In Falco, the plaintiff was injured at the defendant’s trampoline park after signing a “Participant” agreement that included an arbitration clause. The trial judge relied on the Appellate Division’s holding in Kleine v. Emeritus at Emerson and found that the parties in Kleine had agreed upon a “forum for arbitration [that] was no longer available,” which had warranted reversal of an order compelling arbitration. Thus, the trial judge determined the clause was invalid because there was “no meeting of the minds” when the plaintiff signed the agreement due to the fact that two years prior to signing the agreement, the designated arbitration company, JAMS, became ineligible for providing services in New Jersey.

On appeal, after the parties had briefed their arguments, the New Jersey Supreme Court reversed Flanzman. As a consequence, the Appellate Division remanded the matter to the trial judge, noting “we do not suggest what the outcome of the remand should be, only that we believe that the parties’ and the motion judge’s consideration of the issues presented would benefit from the additional guidance provided by the Supreme Court.”

On remand, the trial court granted the defendant’s motion to reconsider and compelled the plaintiff to proceed with her claims through arbitration. The trial court explained:

This Court agrees with Defendant that regardless of its inclusion and unavailability, based upon the Supreme Court’s decision in Flanzman, the use of JAMS cannot be considered an essential term that would prevent mutual assent. Further, as there is no evidence that the involvement of a specific organization is an essential term of the parties’ agreement, the unavailability of JAMS in the present case should not pose as an obstacle to the enforceability of the arbitration agreement. After reviewing the language of the arbitration agreement between the parties, this Court agrees with Defendant that there is no limiting language that makes JAMS the exclusive arbitral forum. Therefore, under Flanzman, nothing here makes the availability of JAMS an essential term of the agreement.

Practice Pointers

New Jersey courts have clearly affirmed that arbitration is a favored mechanism for resolving disputes between parties. To be enforced, however, an agreement to arbitrate must sufficiently explain that the parties are waiving their right to bring claims in court and must reflect that the parties have “clearly and unambiguously” agreed to its terms.
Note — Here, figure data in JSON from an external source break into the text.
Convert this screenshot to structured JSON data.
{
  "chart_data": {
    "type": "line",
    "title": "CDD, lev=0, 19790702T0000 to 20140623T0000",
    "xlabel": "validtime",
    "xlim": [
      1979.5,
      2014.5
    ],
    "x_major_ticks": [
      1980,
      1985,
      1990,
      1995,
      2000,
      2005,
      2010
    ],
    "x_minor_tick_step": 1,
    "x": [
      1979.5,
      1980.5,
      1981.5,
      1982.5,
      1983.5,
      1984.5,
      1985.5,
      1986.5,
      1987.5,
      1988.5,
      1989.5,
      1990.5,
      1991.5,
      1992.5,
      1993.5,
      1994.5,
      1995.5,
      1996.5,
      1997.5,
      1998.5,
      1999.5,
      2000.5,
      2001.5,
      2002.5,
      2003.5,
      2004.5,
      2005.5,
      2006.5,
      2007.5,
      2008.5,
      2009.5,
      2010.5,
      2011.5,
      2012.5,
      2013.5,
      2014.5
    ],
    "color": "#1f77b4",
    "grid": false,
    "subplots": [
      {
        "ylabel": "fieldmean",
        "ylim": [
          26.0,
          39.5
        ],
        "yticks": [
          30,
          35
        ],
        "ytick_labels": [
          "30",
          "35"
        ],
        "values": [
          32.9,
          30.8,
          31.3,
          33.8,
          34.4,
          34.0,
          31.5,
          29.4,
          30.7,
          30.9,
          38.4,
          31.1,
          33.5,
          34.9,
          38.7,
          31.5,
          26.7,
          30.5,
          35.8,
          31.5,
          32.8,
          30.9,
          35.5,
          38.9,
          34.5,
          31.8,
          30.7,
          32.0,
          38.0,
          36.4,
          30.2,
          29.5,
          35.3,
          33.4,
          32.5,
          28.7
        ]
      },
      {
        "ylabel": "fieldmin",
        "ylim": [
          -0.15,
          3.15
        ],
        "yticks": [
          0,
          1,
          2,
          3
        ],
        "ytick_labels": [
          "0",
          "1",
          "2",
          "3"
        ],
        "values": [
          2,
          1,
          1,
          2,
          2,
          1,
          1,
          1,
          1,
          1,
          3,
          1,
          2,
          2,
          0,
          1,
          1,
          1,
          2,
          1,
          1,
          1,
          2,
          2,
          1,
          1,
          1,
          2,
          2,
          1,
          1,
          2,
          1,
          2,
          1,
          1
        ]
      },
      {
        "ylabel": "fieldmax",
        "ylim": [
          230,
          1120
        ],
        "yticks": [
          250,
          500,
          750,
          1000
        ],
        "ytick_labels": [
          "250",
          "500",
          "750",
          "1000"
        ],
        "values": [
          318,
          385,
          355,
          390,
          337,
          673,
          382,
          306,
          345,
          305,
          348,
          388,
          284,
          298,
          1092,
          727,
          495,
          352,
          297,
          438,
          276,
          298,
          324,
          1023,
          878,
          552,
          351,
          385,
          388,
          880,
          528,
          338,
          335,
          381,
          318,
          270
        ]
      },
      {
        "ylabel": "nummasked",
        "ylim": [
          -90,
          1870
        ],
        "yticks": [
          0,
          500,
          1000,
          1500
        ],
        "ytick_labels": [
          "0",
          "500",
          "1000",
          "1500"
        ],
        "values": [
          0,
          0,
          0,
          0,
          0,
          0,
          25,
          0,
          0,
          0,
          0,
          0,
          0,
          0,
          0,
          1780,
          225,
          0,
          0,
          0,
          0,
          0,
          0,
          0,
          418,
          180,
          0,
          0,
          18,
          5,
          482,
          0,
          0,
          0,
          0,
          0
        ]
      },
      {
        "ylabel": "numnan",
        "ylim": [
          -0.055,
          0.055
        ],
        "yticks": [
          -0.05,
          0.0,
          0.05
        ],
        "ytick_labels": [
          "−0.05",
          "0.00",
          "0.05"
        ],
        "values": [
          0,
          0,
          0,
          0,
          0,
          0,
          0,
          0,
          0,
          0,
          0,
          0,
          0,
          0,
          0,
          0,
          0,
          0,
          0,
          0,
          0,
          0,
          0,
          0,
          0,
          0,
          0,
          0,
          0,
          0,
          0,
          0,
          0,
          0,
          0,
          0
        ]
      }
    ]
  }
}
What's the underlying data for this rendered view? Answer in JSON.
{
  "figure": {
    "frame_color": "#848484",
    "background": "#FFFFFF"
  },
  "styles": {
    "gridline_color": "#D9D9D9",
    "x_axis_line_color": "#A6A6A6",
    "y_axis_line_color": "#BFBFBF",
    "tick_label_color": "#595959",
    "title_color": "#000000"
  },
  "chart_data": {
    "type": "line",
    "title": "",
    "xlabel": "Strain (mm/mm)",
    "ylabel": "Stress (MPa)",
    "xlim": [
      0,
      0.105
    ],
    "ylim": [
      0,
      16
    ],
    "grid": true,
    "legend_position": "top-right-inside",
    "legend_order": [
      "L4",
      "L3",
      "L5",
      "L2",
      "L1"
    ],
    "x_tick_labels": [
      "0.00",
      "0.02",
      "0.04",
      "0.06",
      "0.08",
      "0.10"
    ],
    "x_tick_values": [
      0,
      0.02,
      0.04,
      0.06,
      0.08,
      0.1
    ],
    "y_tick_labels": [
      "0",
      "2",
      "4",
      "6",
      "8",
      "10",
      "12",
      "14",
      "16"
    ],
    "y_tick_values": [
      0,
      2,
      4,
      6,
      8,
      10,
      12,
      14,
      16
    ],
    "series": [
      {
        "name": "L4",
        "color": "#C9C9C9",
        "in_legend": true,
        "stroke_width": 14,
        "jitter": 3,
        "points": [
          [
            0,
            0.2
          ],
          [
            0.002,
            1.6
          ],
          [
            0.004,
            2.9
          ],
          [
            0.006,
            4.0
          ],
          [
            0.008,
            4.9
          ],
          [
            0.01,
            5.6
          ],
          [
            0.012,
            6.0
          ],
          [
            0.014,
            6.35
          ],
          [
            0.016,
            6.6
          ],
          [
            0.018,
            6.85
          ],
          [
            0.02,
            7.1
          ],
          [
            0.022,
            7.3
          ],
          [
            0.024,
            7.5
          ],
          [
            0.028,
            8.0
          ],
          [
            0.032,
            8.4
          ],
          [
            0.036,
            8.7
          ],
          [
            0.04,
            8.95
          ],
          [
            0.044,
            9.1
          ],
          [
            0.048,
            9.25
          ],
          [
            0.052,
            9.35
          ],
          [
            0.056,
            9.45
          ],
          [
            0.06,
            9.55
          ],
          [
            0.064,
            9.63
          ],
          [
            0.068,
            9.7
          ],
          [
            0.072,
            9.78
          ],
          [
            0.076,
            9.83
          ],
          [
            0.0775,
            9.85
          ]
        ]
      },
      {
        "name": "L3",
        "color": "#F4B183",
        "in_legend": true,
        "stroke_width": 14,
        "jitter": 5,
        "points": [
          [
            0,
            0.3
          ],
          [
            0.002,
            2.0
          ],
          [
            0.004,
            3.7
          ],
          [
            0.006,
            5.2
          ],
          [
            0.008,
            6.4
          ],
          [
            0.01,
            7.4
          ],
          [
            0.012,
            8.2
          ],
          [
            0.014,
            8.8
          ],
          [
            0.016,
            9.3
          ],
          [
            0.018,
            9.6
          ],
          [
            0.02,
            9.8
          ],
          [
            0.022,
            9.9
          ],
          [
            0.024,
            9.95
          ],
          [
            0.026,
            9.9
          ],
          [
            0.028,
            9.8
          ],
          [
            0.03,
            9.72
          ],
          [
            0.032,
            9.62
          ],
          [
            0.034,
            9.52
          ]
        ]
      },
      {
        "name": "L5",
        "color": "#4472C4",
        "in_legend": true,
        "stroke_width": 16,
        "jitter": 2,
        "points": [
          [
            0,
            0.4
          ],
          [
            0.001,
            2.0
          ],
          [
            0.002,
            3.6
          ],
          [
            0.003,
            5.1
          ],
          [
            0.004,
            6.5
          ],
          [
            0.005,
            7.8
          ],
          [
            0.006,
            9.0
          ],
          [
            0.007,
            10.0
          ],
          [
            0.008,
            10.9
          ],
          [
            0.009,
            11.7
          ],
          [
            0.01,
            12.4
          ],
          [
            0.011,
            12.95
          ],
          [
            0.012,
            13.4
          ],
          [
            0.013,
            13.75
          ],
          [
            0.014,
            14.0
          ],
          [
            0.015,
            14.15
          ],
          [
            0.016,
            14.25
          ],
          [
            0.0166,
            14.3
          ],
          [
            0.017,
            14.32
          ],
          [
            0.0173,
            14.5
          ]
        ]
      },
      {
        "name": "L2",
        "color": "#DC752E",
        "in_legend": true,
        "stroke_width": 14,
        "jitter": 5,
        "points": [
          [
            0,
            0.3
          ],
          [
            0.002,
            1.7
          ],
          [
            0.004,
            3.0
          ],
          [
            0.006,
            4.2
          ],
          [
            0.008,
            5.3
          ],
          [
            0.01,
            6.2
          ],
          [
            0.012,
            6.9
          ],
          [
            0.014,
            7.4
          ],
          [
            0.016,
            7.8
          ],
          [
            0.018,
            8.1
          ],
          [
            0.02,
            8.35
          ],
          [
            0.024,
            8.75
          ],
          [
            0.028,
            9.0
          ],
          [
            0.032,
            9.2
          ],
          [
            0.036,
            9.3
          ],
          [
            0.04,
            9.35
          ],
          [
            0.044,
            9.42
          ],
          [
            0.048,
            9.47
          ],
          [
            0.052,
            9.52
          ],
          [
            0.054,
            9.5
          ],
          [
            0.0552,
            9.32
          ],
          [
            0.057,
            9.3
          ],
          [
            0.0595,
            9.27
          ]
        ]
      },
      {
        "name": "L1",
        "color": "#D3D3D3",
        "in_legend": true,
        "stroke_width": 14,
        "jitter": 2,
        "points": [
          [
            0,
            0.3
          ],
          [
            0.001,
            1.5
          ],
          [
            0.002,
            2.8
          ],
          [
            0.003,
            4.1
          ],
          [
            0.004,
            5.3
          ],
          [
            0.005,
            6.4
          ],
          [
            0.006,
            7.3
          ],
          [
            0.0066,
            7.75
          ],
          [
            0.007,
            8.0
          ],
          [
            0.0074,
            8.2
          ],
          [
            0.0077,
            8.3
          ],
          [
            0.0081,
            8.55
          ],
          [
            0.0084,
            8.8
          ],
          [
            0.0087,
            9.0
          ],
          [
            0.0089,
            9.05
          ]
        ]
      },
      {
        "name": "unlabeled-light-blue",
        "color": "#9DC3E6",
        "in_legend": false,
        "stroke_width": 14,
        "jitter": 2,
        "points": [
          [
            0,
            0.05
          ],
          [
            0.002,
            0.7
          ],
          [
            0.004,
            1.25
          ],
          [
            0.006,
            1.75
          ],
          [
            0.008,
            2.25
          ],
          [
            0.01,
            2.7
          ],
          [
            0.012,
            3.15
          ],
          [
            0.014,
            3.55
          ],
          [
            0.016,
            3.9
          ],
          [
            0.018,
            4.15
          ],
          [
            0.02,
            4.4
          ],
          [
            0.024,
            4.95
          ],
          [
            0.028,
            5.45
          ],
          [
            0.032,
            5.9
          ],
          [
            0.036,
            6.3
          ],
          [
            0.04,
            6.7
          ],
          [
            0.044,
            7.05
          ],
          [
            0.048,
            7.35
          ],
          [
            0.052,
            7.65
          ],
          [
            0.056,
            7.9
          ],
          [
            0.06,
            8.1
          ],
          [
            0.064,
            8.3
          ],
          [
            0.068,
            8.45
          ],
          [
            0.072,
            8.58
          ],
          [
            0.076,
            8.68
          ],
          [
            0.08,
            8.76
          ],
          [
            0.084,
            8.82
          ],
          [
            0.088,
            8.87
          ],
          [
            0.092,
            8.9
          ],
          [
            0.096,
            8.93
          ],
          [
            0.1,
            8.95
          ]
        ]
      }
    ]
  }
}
The trilogy of cases discussed above demonstrates that New Jersey courts will not deem an agreement to arbitrate unenforceable if the agreement fails to specify an agreed-to arbitrator or arbitral forum, given that the New Jersey Arbitration Act can fill the gap for those procedures and they are not essential terms to the agreement to arbitrate.

More importantly, the New Jersey Supreme Court provided a few guidelines to assist parties in drafting enforceable agreements to arbitrate in the future, and the following should be addressed for the court to conclude that the agreement to arbitrate is enforceable:

  1. “[A] detailed description of the contemplated arbitration in an arbitration agreement enhances the clarity of that agreement.” Flanzman, slip op. at 2.
  2. “If the parties identify a specific arbitrator or arbitrators or agree to retain an arbitrator affiliated with a given arbitration organization who will apply that organization’s rules, they may avoid future disputes.” Id. at 24–25.
  3. “[I]t may be advantageous for parties to designate in their agreement an arbitral organization but also provide an alternative method of choosing an organization should the parties’ primary choice be unavailable. . . . In many settings, such a provision could provide a sound and practical basis to proceed.” Id. at 2, 25.

With this explicit guidance, the court has clearly set the parameters for those looking to draft enforceable arbitration agreements, and heeding this guidance will ensure that your agreements to arbitrate are enforced.